Start with a direct runtime API. Add a provider-neutral gateway only when there are multiple backends, users, quotas, or cost controls to manage.
From scripts to an agentic harness
I did not start by giving an AI shell access. I first made the lab legible: source-of-truth inventory, structured commands, dry runs, health gates, and recovery paths. The agent came last.
The progression looked like this:
- Put operational standards and runbooks in version control.
- Keep credentials external and inject narrowly scoped identities at runtime.
- Wrap service APIs in one JSON-first CLI with stable success and error shapes.
- Resolve targets from authoritative inventory instead of remembered addresses.
- Cross-check inventory against live systems before declaring truth.
- Separate read-only discovery from mutating tools.
- Preview consequential work, require approval, then verify the live result.
- Bracket upgrades with smoke tests, recovery points, rollback gates, and convergence checks.
- Expose the same guarded operations through agent tools.
- Bound autonomous loops with an objective, iteration limit, durable state, and a human stop condition.
Risk classes
| Tool class | Default behavior |
|---|---|
| Bounded, low-sensitivity health read | Available without approval; least privilege and output limits |
| Sensitive or bulk read | Redaction, row/time/cost limits, and approval when exposure warrants it |
| Reversible configuration change | Exact preview, narrow target, explicit confirmation |
| Destructive or physical action | Recovery path, exact confirmation, post-action proof |
| Broad autonomous loop | Bounded objective, maximum iterations, durable audit state, human stop |
Classify tools by data sensitivity and operational cost as well as mutability.
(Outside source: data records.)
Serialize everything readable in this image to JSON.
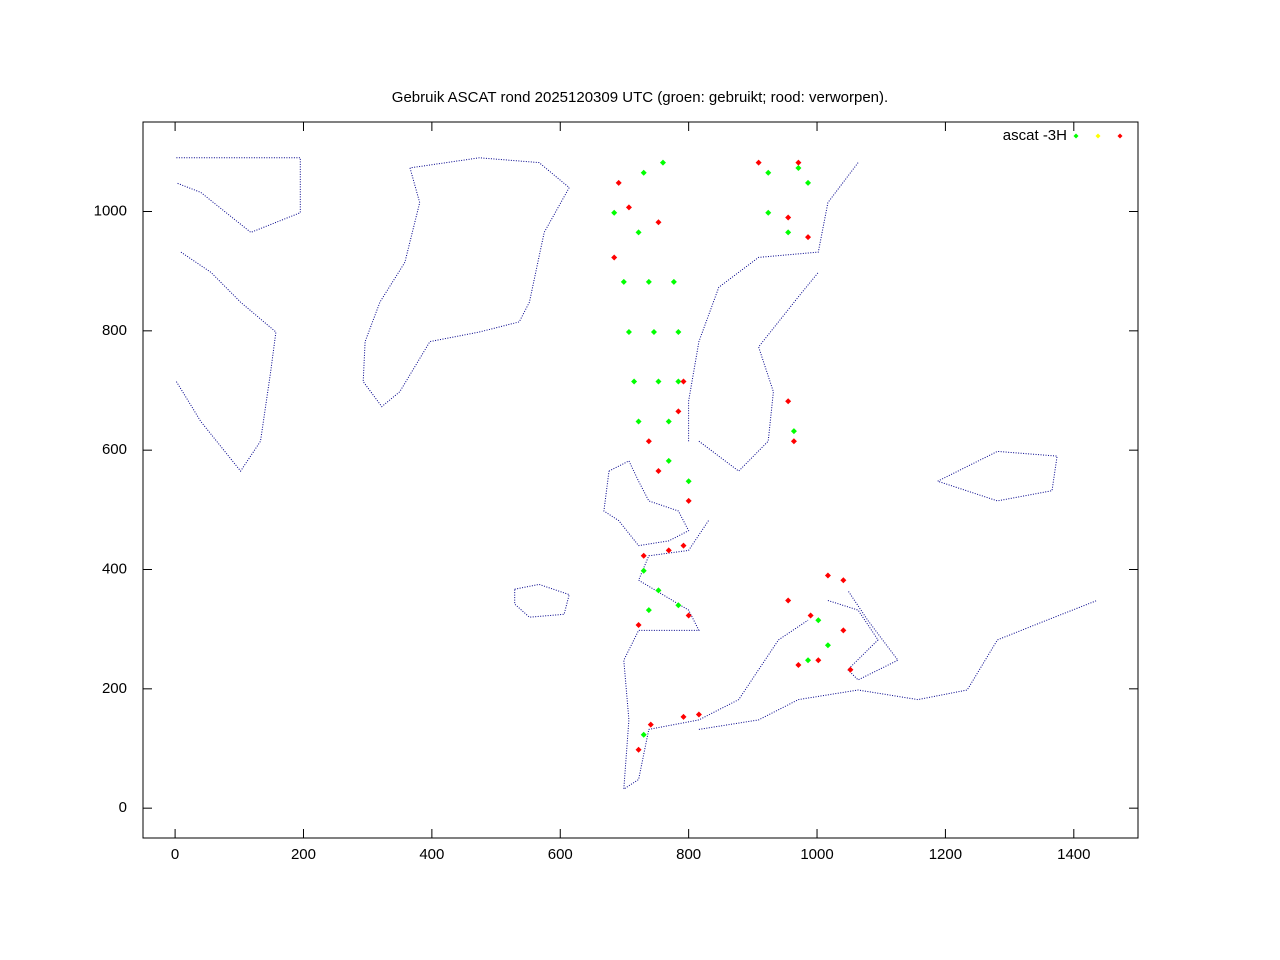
{
  "chart_data": {
    "type": "scatter",
    "title": "Gebruik ASCAT rond 2025120309 UTC (groen: gebruikt; rood: verworpen).",
    "xlim": [
      -50,
      1500
    ],
    "ylim": [
      -50,
      1150
    ],
    "xticks": [
      0,
      200,
      400,
      600,
      800,
      1000,
      1200,
      1400
    ],
    "yticks": [
      0,
      200,
      400,
      600,
      800,
      1000
    ],
    "legend": "top-right",
    "series": [
      {
        "mode": "lines",
        "color": "#00008b",
        "x": [
          366,
          381,
          358,
          319,
          296,
          293,
          322,
          350,
          397,
          474,
          536,
          552,
          575,
          614,
          567,
          474,
          366,
          null,
          529,
          567,
          614,
          606,
          552,
          529,
          529,
          null,
          800,
          800,
          816,
          847,
          909,
          1002,
          1017,
          1064,
          null,
          816,
          878,
          924,
          932,
          909,
          971,
          1002,
          null,
          676,
          707,
          722,
          738,
          784,
          800,
          769,
          722,
          691,
          668,
          676,
          null,
          831,
          800,
          738,
          722,
          800,
          816,
          722,
          699,
          707,
          699,
          722,
          738,
          816,
          878,
          909,
          940,
          986,
          null,
          1017,
          1064,
          1095,
          1048,
          1064,
          1126,
          1079,
          1048,
          null,
          816,
          909,
          971,
          1064,
          1157,
          1234,
          1281,
          1358,
          1436,
          null,
          1188,
          1281,
          1374,
          1366,
          1281,
          1188,
          null,
          2,
          40,
          102,
          133,
          149,
          157,
          102,
          56,
          9,
          null,
          2,
          195,
          195,
          118,
          40,
          2
        ],
        "y": [
          1073,
          1015,
          915,
          848,
          782,
          715,
          673,
          698,
          782,
          798,
          815,
          848,
          965,
          1040,
          1082,
          1090,
          1073,
          null,
          367,
          375,
          358,
          325,
          320,
          342,
          367,
          null,
          615,
          682,
          782,
          873,
          923,
          932,
          1015,
          1082,
          null,
          615,
          565,
          615,
          698,
          773,
          857,
          898,
          null,
          565,
          582,
          548,
          515,
          498,
          465,
          448,
          440,
          482,
          498,
          565,
          null,
          482,
          432,
          423,
          382,
          332,
          298,
          298,
          248,
          148,
          32,
          48,
          132,
          148,
          182,
          232,
          282,
          315,
          null,
          348,
          332,
          282,
          232,
          215,
          248,
          315,
          365,
          null,
          132,
          148,
          182,
          198,
          182,
          198,
          282,
          315,
          348,
          null,
          548,
          598,
          590,
          532,
          515,
          548,
          null,
          715,
          648,
          565,
          615,
          732,
          798,
          848,
          898,
          932,
          null,
          1090,
          1090,
          998,
          965,
          1032,
          1048
        ]
      },
      {
        "name": "ascat -3H",
        "mode": "points",
        "color": "#00ff00",
        "x": [
          684,
          722,
          699,
          738,
          777,
          707,
          746,
          784,
          715,
          753,
          784,
          722,
          769,
          769,
          800,
          730,
          760,
          924,
          971,
          924,
          955,
          986,
          730,
          753,
          784,
          738,
          1002,
          1017,
          986,
          730,
          964
        ],
        "y": [
          998,
          965,
          882,
          882,
          882,
          798,
          798,
          798,
          715,
          715,
          715,
          648,
          648,
          582,
          548,
          1065,
          1082,
          1065,
          1073,
          998,
          965,
          1048,
          398,
          365,
          340,
          332,
          315,
          273,
          248,
          123,
          632
        ]
      },
      {
        "mode": "points",
        "color": "#ffff00",
        "x": [],
        "y": []
      },
      {
        "mode": "points",
        "color": "#ff0000",
        "x": [
          691,
          707,
          753,
          684,
          792,
          784,
          738,
          753,
          800,
          909,
          971,
          955,
          986,
          955,
          964,
          730,
          769,
          792,
          800,
          722,
          1017,
          1041,
          955,
          990,
          1041,
          971,
          1002,
          1052,
          792,
          816,
          741,
          722
        ],
        "y": [
          1048,
          1007,
          982,
          923,
          715,
          665,
          615,
          565,
          515,
          1082,
          1082,
          990,
          957,
          682,
          615,
          423,
          432,
          440,
          323,
          307,
          390,
          382,
          348,
          323,
          298,
          240,
          248,
          232,
          153,
          157,
          140,
          98
        ]
      }
    ]
  }
}
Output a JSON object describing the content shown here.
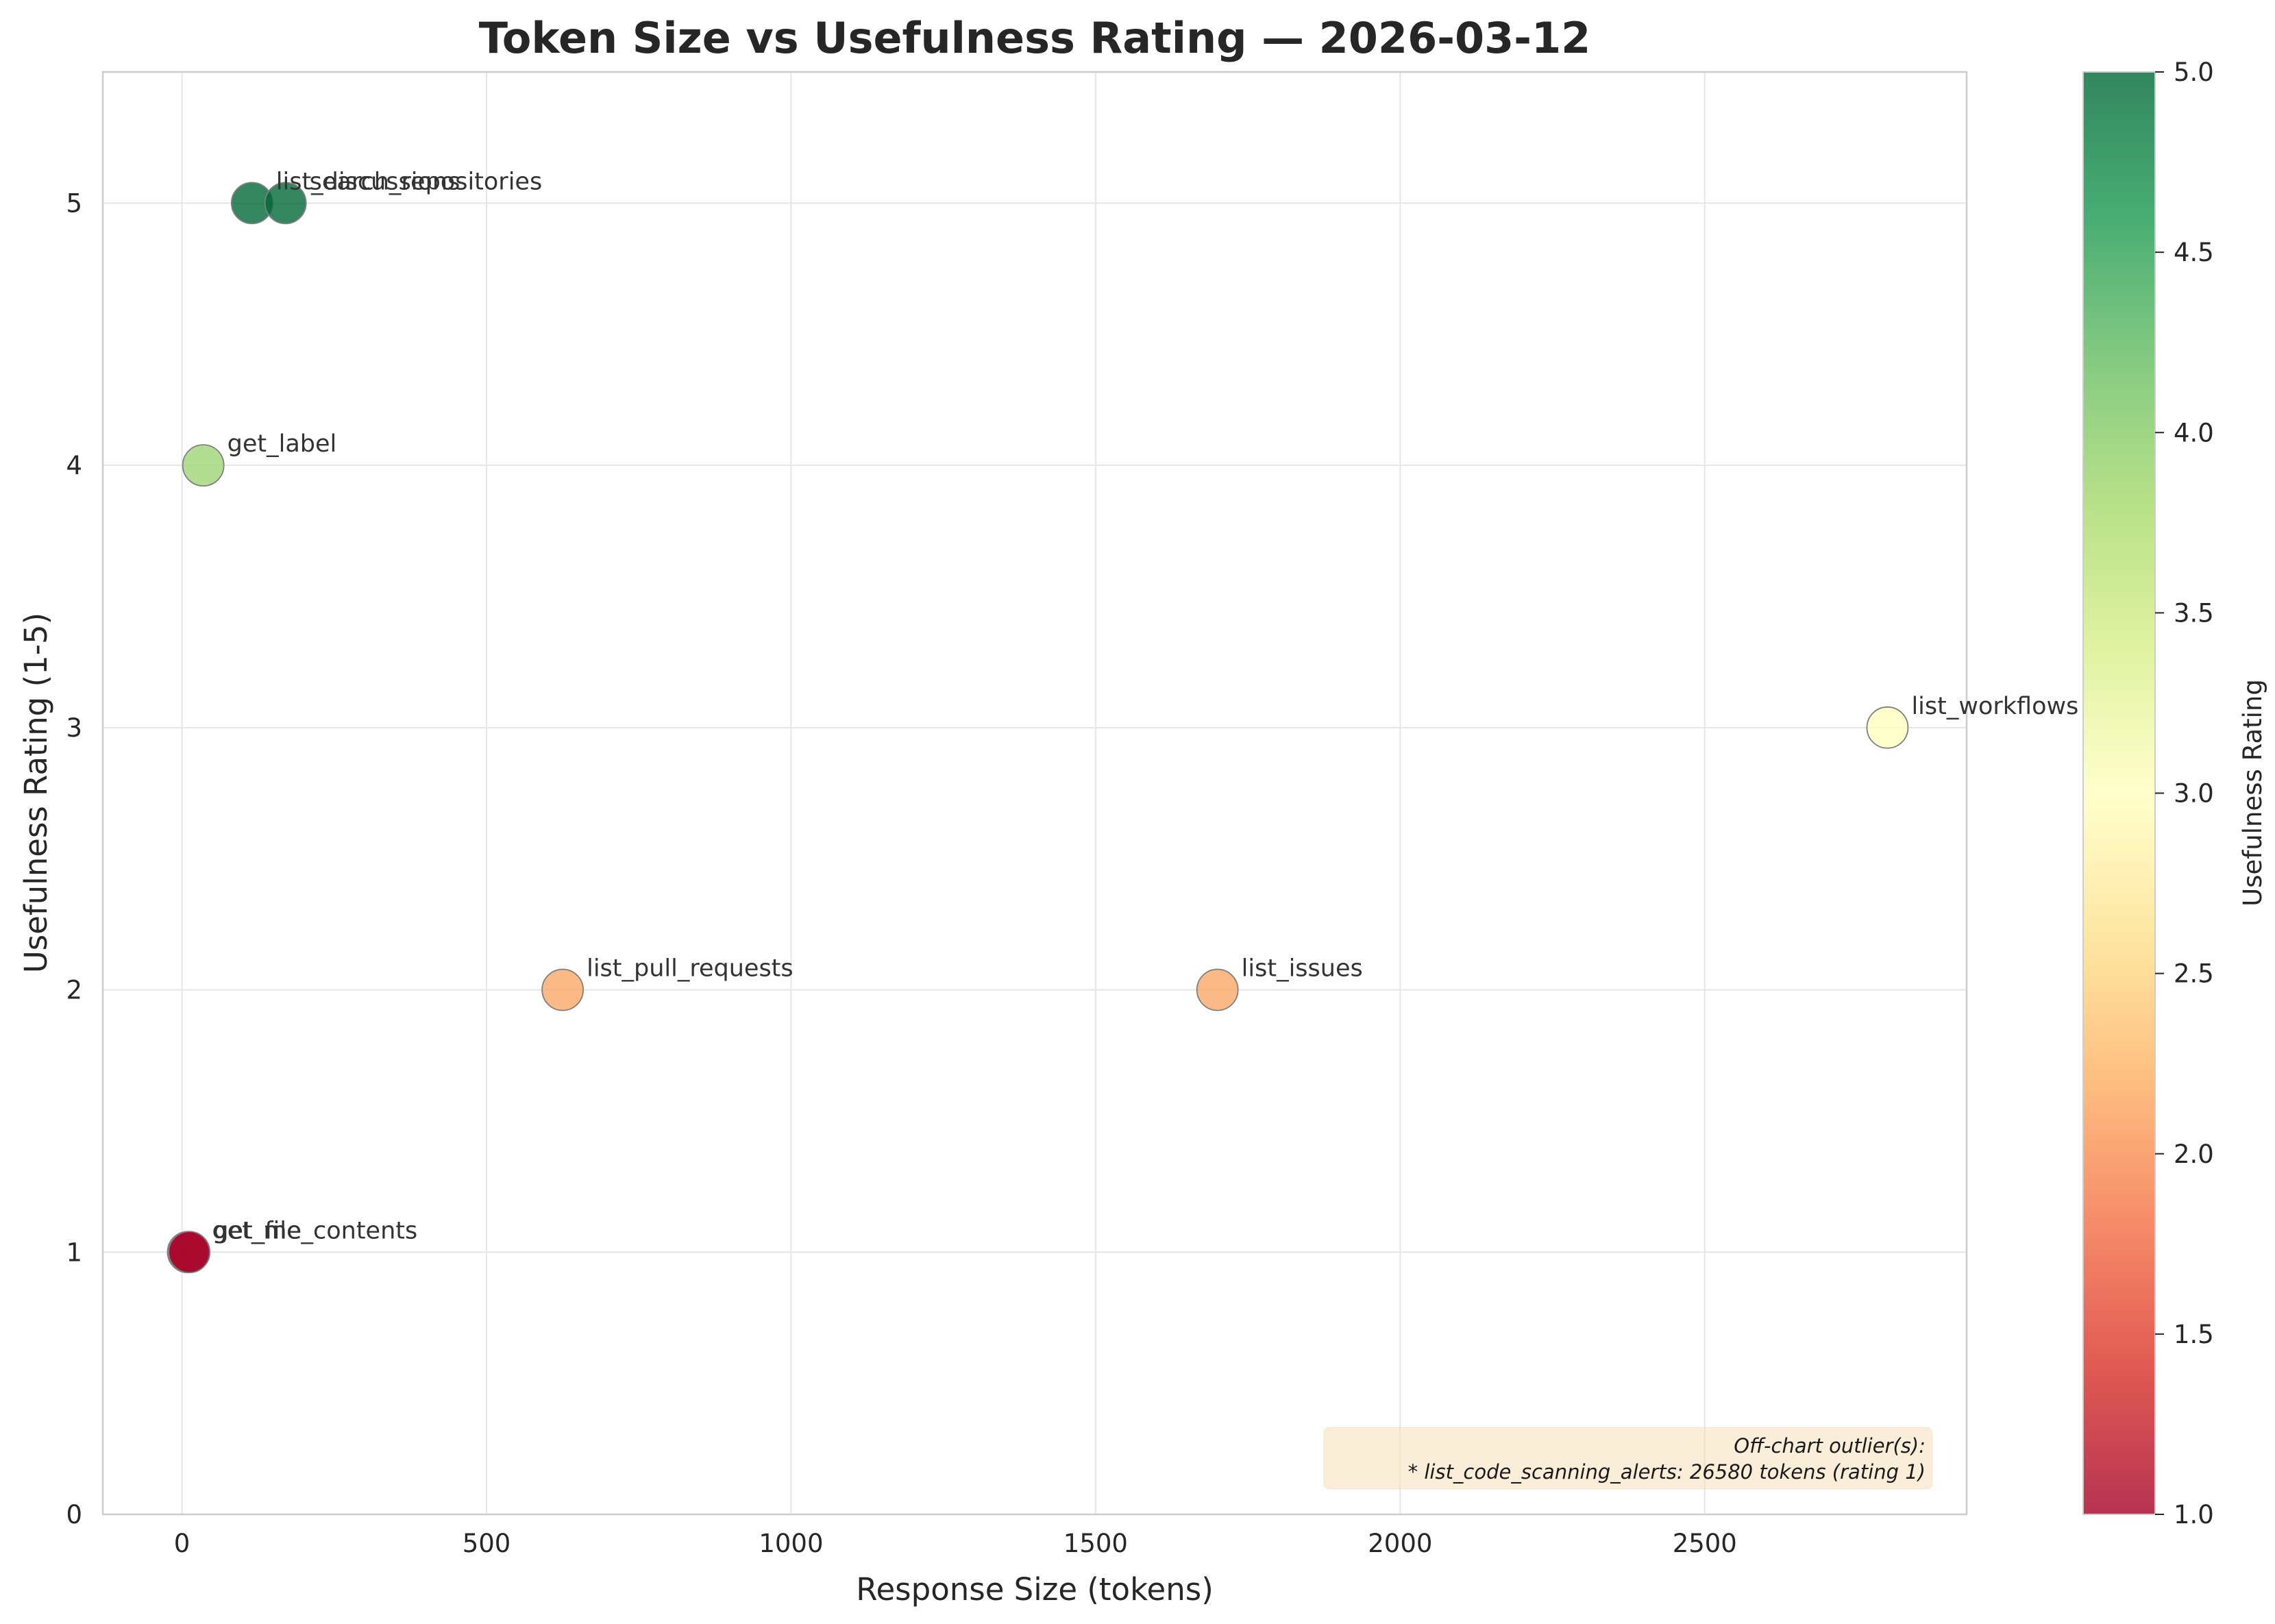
{
  "chart_data": {
    "type": "scatter",
    "title": "Token Size vs Usefulness Rating — 2026-03-12",
    "xlabel": "Response Size (tokens)",
    "ylabel": "Usefulness Rating (1-5)",
    "xlim": [
      -130,
      2930
    ],
    "ylim": [
      0,
      5.5
    ],
    "xticks": [
      0,
      500,
      1000,
      1500,
      2000,
      2500
    ],
    "yticks": [
      0,
      1,
      2,
      3,
      4,
      5
    ],
    "grid": true,
    "points": [
      {
        "label": "list_discussions",
        "x": 115,
        "y": 5
      },
      {
        "label": "search_repositories",
        "x": 170,
        "y": 5
      },
      {
        "label": "get_label",
        "x": 35,
        "y": 4
      },
      {
        "label": "list_workflows",
        "x": 2800,
        "y": 3
      },
      {
        "label": "list_pull_requests",
        "x": 625,
        "y": 2
      },
      {
        "label": "list_issues",
        "x": 1700,
        "y": 2
      },
      {
        "label": "get_me",
        "x": 10,
        "y": 1
      },
      {
        "label": "get_file_contents",
        "x": 12,
        "y": 1
      }
    ],
    "colorbar": {
      "label": "Usefulness Rating",
      "range": [
        1,
        5
      ],
      "ticks": [
        "1.0",
        "1.5",
        "2.0",
        "2.5",
        "3.0",
        "3.5",
        "4.0",
        "4.5",
        "5.0"
      ],
      "colormap": [
        "#a50026",
        "#f46d43",
        "#fee08b",
        "#ffffbf",
        "#d9ef8b",
        "#66bd63",
        "#006837"
      ]
    },
    "annotation": {
      "lines": [
        "Off-chart outlier(s):",
        "* list_code_scanning_alerts: 26580 tokens (rating 1)"
      ],
      "placement": "bottom-right"
    }
  }
}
Validate inputs and outputs. Apply least-privilege access, redaction, timeouts, row limits, and rate limits. Keep an audit trail. Assume retrieved content can contain hostile instructions. The model proposes; policy and typed tools constrain what can actually happen.
Measure value, not activity
Useful outcomes include faster fault isolation, fewer missed backups, consistent patching, current inventory, safer repetitive changes, and recovery evidence. Token usage, tool-call counts, and an agent that is “always running” are not value by themselves.
The aim is not autonomous infrastructure theater. It is a lab that exposes constrained, inspectable operations so an agent can help and prove the result.
Primary references
- Ollama documentation
- llama.cpp repository
- vLLM documentation
- Model Context Protocol: tools
- OWASP Top 10 for LLM Applications
Next: Grow and share responsibly.
Leave with
A tool risk policy and one safe agent workflow.
Done when: The model proposes. Policy and typed tools constrain.